Rising inflation, higher taxation burdens, uncertainty around long-term energy costs and mortgage agreements – there are a lot of financial worries playing on people’s minds at the moment, highlights Ian McVey, SVP and GM EMEA at Visier.

More and more are wondering how to make ends meet. As a result, something of a basic survival instinct is starting to kick in, with many ‘quietly quitting’ other areas of their lives as a result, be it relationships, maintaining strong family ties and all-important life admin.

Unfortunately, the reality for businesses is that quiet quitting is also happening in the workplace. In this context, quiet quitting is defined as not quitting your job, but quitting the idea of going above and beyond.

According to recent Visier data,  despite nearly half of United Kingdom (UK) workers (46%) admitting that they would like to change jobs, more than eight in 10 (81%) are planning to ride out the economic recession with their current employer.

And of those who fall into both categories, 30 percent openly admit they are more likely to quietly quit their role during a recession, with 26 percent citing it as a good way to work out their next move, focus on personal projects and allocate more time for learning and development activities.

Motivation for the trend

It is important to note that discussions continue to be had about the motivations behind quiet quitting, what the term is really referring to and how bosses should respond. Some hold the view that quiet quitters should resign and find a job that they are willing to go above and beyond for. Others, meanwhile, say quiet quitting is more about employees trying to establish a firm work-life balance as they refuse to give more of themselves to a job outside of contract and that employers need to recognise that.

Whatever view you hold, the conversation around quiet quitting is getting louder. Indeed, such has been the trajectory of the trend, the saying has been named among the top 10 words of 2022 alongside the likes of ‘partygate’, a saga which dominated headlines for much of 2021 and continues to remain in the public conscience.

What can businesses do about the Quiet Quitting problem?

For employers, this is a problem they need to not only be aware of, but also strategise around and respond appropriately to. There are three main motivators for employees in the workplace, pay, experience and mission. Getting these right, whilst maintaining a good work life balance, can make or break  an employee’s commitment levels to an employer.
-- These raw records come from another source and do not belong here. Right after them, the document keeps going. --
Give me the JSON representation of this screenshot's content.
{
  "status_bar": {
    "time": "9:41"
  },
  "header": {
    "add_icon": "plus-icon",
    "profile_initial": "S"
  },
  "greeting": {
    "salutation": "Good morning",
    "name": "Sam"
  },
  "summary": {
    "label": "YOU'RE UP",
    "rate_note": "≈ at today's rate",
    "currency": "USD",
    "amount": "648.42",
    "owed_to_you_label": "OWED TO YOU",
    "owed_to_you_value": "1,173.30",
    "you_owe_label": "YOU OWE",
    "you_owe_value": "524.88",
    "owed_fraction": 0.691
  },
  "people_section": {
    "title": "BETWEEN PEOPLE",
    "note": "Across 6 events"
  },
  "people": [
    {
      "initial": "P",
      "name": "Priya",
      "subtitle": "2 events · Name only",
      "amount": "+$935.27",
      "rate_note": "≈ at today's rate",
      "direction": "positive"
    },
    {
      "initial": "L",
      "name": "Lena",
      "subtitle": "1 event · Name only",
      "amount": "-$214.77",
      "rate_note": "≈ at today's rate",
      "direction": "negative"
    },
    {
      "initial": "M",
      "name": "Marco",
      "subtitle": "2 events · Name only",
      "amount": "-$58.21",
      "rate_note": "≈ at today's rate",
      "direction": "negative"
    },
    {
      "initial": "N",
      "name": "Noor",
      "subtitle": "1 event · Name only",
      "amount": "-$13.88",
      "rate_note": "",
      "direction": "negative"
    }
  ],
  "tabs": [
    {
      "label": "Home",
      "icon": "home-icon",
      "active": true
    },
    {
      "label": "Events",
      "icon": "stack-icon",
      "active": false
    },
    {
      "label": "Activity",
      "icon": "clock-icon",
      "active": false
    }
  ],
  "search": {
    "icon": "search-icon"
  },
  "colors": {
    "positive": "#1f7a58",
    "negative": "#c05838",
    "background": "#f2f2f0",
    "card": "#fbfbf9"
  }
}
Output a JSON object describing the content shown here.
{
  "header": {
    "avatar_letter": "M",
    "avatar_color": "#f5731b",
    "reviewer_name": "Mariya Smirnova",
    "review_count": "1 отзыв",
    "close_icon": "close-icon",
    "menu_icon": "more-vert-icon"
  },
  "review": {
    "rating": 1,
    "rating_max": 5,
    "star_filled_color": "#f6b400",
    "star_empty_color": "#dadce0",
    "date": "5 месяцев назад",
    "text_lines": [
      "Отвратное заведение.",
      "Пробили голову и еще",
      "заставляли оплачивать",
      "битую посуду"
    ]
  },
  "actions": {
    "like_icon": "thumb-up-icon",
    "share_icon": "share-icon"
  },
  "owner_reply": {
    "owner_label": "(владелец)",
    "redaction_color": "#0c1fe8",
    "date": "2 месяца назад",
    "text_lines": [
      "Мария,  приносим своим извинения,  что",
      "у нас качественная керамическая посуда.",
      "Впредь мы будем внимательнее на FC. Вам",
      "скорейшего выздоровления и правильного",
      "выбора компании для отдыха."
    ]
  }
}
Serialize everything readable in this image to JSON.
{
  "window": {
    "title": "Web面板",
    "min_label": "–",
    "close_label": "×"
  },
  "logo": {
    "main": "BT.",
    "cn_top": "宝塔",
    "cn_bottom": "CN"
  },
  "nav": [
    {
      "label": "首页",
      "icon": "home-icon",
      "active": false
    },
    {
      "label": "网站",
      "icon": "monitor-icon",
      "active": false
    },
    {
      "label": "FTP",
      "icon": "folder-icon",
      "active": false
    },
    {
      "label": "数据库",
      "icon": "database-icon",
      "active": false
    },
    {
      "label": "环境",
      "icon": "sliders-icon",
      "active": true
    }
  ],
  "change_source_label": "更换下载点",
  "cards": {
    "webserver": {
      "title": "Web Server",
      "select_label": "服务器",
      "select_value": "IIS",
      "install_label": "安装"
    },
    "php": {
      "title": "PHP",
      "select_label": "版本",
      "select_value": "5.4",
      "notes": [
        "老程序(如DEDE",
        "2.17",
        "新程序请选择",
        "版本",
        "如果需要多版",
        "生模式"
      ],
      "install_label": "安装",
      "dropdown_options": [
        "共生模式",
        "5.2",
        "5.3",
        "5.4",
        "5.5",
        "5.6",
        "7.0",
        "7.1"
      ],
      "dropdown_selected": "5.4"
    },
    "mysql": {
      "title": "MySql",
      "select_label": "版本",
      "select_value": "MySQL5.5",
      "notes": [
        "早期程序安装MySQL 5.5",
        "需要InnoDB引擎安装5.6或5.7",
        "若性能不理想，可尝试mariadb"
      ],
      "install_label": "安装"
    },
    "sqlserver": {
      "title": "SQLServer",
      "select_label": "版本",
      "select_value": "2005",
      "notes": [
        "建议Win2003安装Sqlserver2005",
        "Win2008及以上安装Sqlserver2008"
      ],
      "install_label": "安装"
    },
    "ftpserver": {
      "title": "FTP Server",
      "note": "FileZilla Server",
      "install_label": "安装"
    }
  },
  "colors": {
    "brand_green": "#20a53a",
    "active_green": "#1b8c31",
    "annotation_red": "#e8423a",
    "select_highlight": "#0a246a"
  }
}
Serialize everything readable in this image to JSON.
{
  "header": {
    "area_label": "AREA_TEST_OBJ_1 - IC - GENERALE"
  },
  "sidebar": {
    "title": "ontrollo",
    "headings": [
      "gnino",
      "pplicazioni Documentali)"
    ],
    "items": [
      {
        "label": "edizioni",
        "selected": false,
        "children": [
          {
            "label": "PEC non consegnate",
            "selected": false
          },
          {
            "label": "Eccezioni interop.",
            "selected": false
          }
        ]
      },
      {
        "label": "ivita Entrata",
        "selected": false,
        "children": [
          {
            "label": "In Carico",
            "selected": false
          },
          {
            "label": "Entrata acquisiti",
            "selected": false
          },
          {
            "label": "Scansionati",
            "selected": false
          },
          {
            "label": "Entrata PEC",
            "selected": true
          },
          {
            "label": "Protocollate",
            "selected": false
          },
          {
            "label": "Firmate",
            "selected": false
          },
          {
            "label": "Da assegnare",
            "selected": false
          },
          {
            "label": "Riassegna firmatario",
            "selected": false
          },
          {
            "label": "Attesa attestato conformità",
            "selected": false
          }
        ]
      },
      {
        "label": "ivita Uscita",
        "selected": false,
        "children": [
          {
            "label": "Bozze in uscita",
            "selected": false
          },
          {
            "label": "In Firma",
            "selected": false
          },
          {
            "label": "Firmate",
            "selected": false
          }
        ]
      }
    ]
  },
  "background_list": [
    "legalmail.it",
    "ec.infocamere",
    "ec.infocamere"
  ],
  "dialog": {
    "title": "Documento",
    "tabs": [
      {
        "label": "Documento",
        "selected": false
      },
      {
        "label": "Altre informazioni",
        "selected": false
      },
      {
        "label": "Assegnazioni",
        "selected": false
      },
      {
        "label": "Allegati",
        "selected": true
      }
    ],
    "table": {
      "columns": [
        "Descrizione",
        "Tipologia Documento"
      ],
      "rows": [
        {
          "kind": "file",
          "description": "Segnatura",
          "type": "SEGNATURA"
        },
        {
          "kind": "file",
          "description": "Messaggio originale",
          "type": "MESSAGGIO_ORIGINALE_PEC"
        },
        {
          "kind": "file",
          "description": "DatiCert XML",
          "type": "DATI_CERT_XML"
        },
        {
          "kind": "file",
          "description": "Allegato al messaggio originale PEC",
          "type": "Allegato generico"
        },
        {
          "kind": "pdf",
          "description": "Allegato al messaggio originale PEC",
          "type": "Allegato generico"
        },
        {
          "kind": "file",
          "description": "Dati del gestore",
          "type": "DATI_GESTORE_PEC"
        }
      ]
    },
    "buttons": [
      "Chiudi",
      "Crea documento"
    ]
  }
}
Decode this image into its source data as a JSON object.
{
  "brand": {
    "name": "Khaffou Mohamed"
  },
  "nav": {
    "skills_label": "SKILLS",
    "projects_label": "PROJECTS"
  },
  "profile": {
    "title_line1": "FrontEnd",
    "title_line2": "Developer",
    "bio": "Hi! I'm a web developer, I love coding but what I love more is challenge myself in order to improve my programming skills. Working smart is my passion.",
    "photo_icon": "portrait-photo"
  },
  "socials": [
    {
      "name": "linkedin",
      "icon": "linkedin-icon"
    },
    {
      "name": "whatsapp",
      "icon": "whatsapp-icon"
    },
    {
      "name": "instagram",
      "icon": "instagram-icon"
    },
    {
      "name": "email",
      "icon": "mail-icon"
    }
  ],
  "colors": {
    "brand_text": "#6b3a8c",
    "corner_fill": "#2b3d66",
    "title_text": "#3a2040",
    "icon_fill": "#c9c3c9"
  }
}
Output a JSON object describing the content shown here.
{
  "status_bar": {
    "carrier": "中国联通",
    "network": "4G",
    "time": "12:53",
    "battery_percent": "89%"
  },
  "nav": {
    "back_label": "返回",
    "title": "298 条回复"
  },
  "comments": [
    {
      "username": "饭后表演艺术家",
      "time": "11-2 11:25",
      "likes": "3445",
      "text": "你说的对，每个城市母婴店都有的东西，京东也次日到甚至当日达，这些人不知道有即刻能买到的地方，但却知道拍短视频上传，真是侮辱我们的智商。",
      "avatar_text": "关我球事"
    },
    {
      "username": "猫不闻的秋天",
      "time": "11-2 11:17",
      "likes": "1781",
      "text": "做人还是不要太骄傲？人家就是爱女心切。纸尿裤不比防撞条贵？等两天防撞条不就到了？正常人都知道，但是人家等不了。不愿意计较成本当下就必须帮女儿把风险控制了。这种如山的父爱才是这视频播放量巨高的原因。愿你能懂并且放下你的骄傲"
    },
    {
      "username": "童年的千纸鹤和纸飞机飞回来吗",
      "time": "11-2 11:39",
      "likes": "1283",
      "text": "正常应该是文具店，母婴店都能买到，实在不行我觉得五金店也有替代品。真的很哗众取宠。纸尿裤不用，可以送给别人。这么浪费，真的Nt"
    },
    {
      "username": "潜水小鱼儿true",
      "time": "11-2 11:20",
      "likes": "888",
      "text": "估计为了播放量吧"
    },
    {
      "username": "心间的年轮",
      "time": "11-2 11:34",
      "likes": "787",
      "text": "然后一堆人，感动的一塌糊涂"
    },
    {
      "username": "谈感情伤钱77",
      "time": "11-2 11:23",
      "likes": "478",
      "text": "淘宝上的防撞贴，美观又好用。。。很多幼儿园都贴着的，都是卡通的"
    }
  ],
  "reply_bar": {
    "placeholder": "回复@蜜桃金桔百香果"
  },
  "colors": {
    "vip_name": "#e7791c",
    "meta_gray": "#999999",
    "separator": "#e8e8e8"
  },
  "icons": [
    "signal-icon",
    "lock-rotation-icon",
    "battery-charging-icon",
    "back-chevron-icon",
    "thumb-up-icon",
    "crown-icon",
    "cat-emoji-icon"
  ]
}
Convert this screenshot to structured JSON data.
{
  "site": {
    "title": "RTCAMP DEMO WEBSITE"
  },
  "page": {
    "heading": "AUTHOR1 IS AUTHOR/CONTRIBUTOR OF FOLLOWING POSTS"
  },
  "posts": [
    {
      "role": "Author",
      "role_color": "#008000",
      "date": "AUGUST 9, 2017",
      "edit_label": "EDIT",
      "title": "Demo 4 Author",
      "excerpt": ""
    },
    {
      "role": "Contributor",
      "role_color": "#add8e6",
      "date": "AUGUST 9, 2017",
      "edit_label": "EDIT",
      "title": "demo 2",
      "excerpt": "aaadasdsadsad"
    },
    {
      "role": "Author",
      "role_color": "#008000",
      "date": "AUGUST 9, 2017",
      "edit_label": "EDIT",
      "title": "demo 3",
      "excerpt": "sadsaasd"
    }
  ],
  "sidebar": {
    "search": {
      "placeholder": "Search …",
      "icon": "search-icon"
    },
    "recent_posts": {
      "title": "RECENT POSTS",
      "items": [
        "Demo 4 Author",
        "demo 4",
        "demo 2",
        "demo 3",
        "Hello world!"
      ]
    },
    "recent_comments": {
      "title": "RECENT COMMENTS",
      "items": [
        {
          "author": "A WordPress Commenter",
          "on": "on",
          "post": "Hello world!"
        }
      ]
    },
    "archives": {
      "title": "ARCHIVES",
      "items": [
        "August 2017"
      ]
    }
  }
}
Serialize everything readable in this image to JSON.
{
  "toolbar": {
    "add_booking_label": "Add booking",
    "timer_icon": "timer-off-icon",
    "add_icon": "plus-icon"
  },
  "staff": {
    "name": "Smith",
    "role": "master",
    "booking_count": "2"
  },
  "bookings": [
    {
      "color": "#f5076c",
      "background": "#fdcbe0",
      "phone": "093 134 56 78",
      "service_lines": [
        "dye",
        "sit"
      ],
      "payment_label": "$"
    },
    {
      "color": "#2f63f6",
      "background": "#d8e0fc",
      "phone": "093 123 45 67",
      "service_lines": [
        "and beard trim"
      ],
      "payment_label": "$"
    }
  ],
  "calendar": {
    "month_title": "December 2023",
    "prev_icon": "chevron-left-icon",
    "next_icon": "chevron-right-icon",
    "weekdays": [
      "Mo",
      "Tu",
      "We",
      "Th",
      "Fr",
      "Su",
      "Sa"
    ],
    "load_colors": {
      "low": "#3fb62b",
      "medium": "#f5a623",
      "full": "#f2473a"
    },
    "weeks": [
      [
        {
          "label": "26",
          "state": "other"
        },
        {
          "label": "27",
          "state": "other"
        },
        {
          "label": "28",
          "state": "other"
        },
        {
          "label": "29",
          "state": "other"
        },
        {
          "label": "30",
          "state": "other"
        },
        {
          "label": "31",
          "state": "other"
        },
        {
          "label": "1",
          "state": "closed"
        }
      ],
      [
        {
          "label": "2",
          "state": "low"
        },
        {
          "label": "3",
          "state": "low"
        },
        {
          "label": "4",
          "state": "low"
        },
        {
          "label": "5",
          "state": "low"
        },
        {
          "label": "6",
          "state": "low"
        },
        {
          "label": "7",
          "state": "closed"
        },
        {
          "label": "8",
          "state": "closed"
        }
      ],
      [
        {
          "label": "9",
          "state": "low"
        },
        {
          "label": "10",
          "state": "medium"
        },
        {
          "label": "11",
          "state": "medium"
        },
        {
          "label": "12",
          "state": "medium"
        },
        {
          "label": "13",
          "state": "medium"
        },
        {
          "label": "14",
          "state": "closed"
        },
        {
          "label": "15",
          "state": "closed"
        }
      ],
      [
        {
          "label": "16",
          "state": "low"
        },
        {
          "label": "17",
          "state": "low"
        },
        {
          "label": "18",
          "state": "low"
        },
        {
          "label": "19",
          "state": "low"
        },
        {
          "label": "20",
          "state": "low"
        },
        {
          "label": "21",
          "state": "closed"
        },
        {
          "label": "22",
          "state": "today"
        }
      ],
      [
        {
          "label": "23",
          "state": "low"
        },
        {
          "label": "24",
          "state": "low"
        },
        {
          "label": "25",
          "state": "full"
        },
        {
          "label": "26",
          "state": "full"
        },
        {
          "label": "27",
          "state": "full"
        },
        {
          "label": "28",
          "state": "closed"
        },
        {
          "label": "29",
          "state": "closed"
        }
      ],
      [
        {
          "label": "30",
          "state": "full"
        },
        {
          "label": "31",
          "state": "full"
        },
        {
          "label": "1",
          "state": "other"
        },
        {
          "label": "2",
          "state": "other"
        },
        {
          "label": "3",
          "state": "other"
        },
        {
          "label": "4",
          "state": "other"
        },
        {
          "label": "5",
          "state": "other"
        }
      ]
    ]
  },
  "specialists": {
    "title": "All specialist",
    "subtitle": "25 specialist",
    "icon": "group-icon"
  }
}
Pay is straightforward, it ultimately comes down to whether an employee feels they are fairly compensated for their role. This is of course dictated by the market, and can only be adjusted so much, but employees rightly expect a fair salary in recognition of their work and the rising cost of living. The second sticking point is experience. There is a cohort of employees that are looking to their organisation to continue to grow their skills and professional development, and work up until the point they feel they’ve learned enough at their organisation and within their team. For these employees, sourcing constant learning and development opportunities is vital. And the third is mission. If employees are able to align their values to the organisations, it can be incredibly motivating and keeps the team attached to the work they do. Now more than ever, it is vital businesses focus on their mission and value.

These three elements are backed up by data. Our respondents said that if their employer – or a prospective employer – offered bonus schemes (39%), better learning and development opportunities (29%) and permanent hybrid working schemes (24%), they would feel more content with their job.

How is this related to the cost-of-living crisis?

Across the UK, Ireland and Europe, a good starting point for business leaders and HR managers is to recognise that their colleagues will be looking to their companies to help them handle rising costs of living and flourish in the workplace, especially as we enter a period of deepening economic and political uncertainty.

This will also be important in continuing to attract new talent. Firms need to assure candidates that the ‘last hired, first fired’ mantra is not going to be true when times get tough.

That does not mean avoiding talking about the difficult realities that businesses are facing. Companies and employees alike are facing extremely tough financial circumstances. Bosses therefore need to identify ways to communicate honestly and openly about the current challenges they are facing, and at the same time assure their employees that the business is there for them to offer support.

This requires committing arguably the greatest form of currency – time. Business leaders need to free up their schedules and dedicate time to re-engaging employees, implementing the support measures that will help them through the times ahead.

With a tough year ahead, it will be fascinating to see how companies recognise and approach the quiet quitting conundrum. Those that get it right, I believe, will be laying the foundations for a motivated, loyal workforce in the long term.

The bottom line is – if you want your employees to go above and beyond for you, start by asking if and how you will go above and beyond for them.


Ian McVey is SVP and GM EMEA at Visier.